As the debate drew to a close, the point was made a few times that these stereotypical characteristics shouldn’t restrict us, and that the male of the future would evolve beyond them. But these ‘innovative thinkers’ half-assed something they should be expert at: guiding innovation.

Framing the discussion with these ‘masculine’ and ‘feminine’ characteristics, and arguing over whether or not ‘men are finished,’ are excellent ways to stifle the innovative potential of the conversation, because

we shouldn’t be guided by those external maps — we should be guided by our internal proclivities and aptitudes, otherwise we’re wasting people’s creative and productive abilities. Who knows what we’ll miss or what we won’t contribute as a result.
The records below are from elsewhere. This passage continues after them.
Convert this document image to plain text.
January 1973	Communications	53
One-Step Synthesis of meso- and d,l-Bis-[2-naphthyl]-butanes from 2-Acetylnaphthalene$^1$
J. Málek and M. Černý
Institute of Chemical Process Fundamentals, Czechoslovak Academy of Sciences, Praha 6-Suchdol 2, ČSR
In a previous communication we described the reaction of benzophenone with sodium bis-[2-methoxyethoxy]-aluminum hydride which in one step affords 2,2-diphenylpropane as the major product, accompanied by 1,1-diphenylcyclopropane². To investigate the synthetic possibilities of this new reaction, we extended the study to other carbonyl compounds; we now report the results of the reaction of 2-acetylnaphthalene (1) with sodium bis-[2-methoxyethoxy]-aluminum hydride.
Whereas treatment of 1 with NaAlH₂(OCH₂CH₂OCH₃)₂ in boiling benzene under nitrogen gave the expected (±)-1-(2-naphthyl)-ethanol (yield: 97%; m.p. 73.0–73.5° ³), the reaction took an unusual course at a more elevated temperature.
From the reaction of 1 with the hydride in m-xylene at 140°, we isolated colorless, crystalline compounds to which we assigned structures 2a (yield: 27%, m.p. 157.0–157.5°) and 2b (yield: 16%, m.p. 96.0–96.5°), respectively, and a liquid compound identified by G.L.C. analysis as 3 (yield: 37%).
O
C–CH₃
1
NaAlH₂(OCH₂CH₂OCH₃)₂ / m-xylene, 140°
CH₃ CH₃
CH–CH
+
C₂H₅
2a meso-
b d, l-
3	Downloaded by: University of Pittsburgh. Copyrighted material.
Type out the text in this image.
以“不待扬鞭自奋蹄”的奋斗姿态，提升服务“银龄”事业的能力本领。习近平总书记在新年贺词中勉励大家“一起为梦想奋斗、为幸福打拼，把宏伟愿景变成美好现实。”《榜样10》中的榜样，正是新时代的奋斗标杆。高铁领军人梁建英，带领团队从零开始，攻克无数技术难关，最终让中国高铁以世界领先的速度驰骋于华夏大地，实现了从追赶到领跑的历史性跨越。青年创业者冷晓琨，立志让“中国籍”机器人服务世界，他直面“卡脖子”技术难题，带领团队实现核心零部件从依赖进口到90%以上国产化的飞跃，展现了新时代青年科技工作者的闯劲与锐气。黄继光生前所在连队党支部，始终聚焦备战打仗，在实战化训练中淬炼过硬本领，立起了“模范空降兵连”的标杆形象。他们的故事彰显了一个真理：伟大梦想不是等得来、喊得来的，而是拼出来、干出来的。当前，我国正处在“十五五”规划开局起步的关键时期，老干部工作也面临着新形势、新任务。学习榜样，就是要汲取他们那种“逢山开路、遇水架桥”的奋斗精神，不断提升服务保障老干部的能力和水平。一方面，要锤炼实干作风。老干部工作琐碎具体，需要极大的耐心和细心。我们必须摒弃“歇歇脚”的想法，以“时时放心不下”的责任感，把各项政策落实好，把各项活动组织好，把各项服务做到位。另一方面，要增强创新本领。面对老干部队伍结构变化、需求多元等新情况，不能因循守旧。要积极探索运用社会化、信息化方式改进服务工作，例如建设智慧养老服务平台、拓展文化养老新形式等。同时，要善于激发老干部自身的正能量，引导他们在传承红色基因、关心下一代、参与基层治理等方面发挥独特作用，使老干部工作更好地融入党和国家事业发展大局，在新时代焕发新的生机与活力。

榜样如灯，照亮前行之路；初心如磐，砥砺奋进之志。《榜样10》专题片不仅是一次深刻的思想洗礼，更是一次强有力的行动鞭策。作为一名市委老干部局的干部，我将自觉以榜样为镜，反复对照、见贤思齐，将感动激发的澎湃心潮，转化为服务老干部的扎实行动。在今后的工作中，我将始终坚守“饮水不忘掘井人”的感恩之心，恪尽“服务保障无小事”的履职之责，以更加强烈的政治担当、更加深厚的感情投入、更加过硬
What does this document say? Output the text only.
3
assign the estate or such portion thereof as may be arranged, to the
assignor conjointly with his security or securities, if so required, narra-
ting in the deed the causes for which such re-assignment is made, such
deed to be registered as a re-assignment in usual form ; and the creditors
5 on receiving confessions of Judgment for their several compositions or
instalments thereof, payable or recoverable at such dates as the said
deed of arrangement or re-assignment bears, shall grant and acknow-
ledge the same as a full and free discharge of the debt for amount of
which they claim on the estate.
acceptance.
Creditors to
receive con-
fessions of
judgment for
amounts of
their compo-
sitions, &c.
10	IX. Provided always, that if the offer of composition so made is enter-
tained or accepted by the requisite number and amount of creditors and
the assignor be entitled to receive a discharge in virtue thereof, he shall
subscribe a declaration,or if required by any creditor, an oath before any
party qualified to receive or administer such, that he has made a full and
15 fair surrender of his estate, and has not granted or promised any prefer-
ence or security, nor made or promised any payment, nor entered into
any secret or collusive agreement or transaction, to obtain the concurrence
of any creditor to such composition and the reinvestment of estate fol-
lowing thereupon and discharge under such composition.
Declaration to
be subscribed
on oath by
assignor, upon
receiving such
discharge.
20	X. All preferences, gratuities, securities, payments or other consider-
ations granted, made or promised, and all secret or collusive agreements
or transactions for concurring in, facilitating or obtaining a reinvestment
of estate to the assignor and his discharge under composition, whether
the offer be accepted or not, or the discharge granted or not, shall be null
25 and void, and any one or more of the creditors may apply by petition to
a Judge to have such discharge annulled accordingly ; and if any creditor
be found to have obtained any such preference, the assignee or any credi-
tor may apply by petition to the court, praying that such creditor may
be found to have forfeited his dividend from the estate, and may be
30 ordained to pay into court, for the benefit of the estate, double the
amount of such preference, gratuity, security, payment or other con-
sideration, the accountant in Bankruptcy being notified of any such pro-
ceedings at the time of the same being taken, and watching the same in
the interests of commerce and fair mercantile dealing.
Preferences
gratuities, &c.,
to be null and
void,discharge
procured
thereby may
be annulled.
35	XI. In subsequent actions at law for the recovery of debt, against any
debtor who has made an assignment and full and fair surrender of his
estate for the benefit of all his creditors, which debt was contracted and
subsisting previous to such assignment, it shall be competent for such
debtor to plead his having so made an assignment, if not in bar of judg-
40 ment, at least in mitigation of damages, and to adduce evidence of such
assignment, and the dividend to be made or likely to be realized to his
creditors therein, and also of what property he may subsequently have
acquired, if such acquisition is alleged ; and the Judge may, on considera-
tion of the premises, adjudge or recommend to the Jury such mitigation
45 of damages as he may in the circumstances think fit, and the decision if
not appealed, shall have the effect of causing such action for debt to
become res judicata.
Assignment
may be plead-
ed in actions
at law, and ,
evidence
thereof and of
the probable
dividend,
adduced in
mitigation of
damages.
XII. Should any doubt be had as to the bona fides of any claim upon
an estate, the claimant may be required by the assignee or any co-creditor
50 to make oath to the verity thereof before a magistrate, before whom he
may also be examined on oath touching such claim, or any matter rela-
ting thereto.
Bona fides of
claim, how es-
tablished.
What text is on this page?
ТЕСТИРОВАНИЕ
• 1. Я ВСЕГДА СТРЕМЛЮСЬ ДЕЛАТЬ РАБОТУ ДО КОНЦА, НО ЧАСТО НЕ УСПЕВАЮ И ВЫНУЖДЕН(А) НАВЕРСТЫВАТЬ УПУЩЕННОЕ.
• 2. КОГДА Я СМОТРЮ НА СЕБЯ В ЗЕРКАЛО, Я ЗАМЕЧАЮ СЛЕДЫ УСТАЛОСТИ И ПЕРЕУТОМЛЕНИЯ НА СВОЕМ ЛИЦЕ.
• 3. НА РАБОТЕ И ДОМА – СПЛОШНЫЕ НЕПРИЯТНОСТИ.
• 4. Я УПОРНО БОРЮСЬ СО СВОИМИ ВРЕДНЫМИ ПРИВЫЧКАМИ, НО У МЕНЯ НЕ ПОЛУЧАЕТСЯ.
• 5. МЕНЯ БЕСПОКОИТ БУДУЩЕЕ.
Men as a group are falling behind precisely because we’ve been so slow to cut our own trail out of the restrictive definitions of the past. The debate did very little to advance this, its most important idea. At the very end, they were just arriving at that idea. I was struck by the sudden and unshakeable impression that I was watching a roomful of scavenging dinosaurs struggle over a triceratops carcass.

Men: we need to think about what tools we need for the future, and we need to get up off our asses, find them, and use them. We’re going to have to redefine masculinity ourselves, through this program of conscious living. Because it’s become very clear that nobody’s got the imagination to redefine it for us. And they shouldn’t. We shouldn’t let them.